Helen Clements: Yeah, I think, for me, it’s kind of just how do you prove the ROI for it? And, you know, we’re trying to do that by all the things that we’re talking about is, you know, speed to market, we’ve kind of pushed, you know, with some of our tech suppliers where we’ve had kind of these pilot phases for a very long time. And you kind of go to these conferences, and you hear all these amazing things, and you’re like, wow, we want to do that, and then you try and do it, and it takes like a year and a half.

And actually, that’s kind of gone now because we’ve got to do all these other things. So we’ve really kind of just pushed to kind of do things quickly, which has been really successful. So, yeah, for me, it’s kind of, you know, be really clear on what you want to achieve and kind of challenge suppliers, I suppose.

And I think sometimes you have to be a little bit brave and kind of push people a little bit out of their comfort zone. But actually, you know, the results are really great. And actually, it’s just being really clear on what you want to do.

Anthony Lamot: Right, yeah. No, that’s great advice. Ok, let’s move on to our last part here.

So what’s the future of AI in marketing? Where do you see this going in the next, you know, three to five years? Is there anything that you’re excited about? Maybe any challenges that you foresee? Who wants to start?

Evgeniy Kulevnich: I think we are still at the very beginning of AI implementation in marketing. I think we have a lot of. Still, we have a lot of possibilities.

And it’s going to be something that we will see in the future in a couple of years. For example, for us in our industry, the fashion industry, I think one of the important things is going to be how we can use it for production.

For example, now we are still seeing clothes that are just being sold out after we produce it. We still produce a lot of things that are being thrown out or are not sold out. And I think that the next big thing for our business is going to be how we can use AI to predict demand. And how we can produce things based on the information that we have.

For example, one of the. Examples that I can give you is that we have such information because we have a lot of bloggers and influencers. And we have influencers and bloggers in all the countries. And when they post something in one country, we see that it’s being sold out in the next couple of hours or days, sometimes.

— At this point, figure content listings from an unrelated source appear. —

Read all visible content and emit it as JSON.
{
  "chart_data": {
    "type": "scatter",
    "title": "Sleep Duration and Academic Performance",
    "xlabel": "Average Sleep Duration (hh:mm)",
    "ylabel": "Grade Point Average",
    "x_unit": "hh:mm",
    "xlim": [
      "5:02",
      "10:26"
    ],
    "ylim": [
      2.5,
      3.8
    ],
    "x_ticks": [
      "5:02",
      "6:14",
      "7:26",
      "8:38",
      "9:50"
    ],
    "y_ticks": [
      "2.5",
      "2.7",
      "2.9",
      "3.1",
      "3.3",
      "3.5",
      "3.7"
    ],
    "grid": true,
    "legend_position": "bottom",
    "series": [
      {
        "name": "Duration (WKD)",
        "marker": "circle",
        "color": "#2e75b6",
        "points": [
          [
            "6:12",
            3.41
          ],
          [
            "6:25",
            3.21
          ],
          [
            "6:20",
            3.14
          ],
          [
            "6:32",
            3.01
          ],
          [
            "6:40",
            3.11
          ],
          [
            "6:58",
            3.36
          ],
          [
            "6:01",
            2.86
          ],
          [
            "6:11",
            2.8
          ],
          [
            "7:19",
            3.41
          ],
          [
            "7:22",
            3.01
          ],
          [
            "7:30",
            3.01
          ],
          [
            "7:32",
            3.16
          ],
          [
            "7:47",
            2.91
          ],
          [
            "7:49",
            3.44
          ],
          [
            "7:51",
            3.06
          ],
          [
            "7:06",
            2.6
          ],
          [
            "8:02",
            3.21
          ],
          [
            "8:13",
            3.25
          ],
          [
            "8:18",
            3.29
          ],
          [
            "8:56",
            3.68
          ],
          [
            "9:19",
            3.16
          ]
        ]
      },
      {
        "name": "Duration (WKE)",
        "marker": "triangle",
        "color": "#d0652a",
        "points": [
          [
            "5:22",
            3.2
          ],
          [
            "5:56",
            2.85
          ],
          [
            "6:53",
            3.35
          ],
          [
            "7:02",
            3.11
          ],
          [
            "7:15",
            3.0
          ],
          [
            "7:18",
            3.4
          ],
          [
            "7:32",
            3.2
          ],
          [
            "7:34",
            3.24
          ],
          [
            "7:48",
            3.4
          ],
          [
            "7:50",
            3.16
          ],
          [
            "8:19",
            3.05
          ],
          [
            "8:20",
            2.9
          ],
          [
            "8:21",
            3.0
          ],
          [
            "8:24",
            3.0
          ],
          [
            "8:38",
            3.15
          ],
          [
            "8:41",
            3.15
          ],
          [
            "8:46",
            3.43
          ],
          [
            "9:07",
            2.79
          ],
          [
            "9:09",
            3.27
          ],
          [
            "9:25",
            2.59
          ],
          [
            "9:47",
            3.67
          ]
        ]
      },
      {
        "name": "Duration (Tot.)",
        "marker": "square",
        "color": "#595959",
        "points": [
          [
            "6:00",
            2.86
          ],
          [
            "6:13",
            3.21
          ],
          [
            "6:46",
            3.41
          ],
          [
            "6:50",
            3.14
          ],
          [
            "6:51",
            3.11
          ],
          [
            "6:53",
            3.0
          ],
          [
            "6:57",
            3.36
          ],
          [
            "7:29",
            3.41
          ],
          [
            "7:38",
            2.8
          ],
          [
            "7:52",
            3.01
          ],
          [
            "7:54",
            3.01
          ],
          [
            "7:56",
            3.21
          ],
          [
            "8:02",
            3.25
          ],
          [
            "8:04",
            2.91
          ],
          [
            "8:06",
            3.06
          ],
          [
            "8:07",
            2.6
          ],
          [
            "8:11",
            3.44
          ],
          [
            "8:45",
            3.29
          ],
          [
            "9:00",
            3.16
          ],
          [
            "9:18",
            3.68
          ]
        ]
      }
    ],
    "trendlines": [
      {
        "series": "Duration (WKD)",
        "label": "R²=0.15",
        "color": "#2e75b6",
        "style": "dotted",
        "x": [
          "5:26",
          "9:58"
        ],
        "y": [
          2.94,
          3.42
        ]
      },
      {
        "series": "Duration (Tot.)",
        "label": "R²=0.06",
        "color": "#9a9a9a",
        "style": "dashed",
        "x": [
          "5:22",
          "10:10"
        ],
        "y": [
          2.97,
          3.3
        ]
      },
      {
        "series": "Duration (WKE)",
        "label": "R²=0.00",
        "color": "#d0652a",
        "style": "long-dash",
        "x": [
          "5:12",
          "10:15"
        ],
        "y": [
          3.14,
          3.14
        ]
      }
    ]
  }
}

But we still don’t have this perfect mechanism of sharing this information between our departments, and we are still working on it.

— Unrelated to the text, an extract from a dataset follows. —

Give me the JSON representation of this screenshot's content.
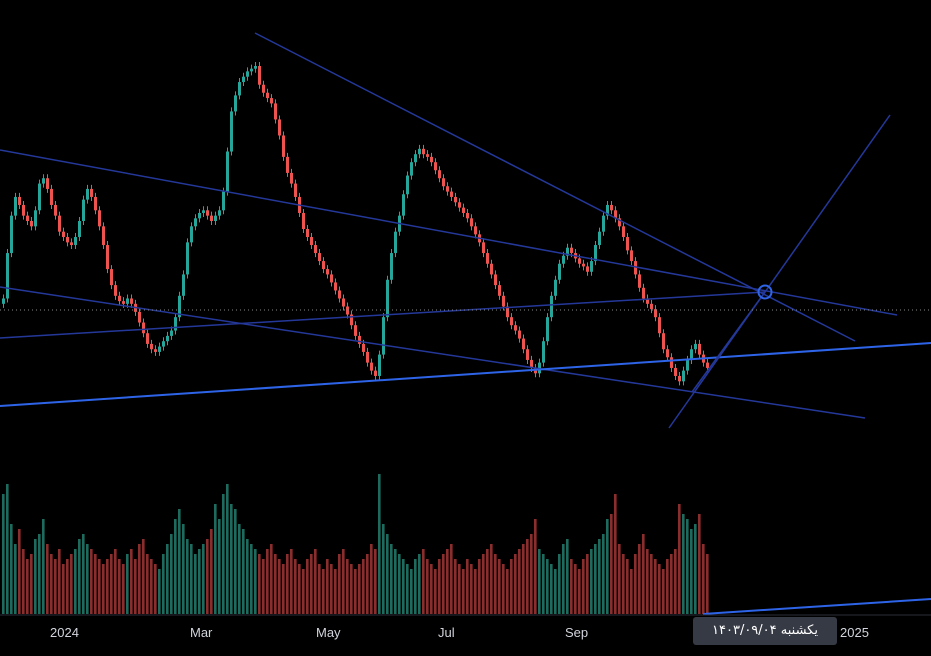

Anthony Lamot: Yeah, yeah. Predictive analytics for the fashion industry, I think that’s gonna be really big. Helen, do you have any thoughts on the future of AI in marketing?

Helen Clements: Yeah, I mean, I suppose it’s slightly different. But it’s still data and kind of, I suppose. Kind of customer centric. And I think for us, it’s kind of the Holy Grail is kind of being able to do predictive modeling on the whole business.

So, you know, you can take your supply chain, and you can take your kind of you know, your sales and all those things. And we kind of, we’re really trying to kind of work towards that, but it’s really difficult because there’s so many different factors that kind of, you know, make your business go round.

But I think that’s probably the kind of the Holy Grail, I think, for kind of retailers and kind of the product that we sell, because obviously, our business is seasonal. So, you know, the better that you can predict kind of what is going to happen, the less stock you have to kind of, you know, carry over, which is obviously costs. And then you can kind of be much more kind of considered and how you go to market.

Anthony Lamot: That’s a great point. Yeah, using AI for predictive modeling across the entire business. Alright. Well, I think we’re we’re coming towards the end here. And I really appreciate both of you joining me for this conversation. And I hope the audience found it valuable. I know I did. And I look forward to maybe doing more of these in the future.

So thanks everybody for joining, And have a great day!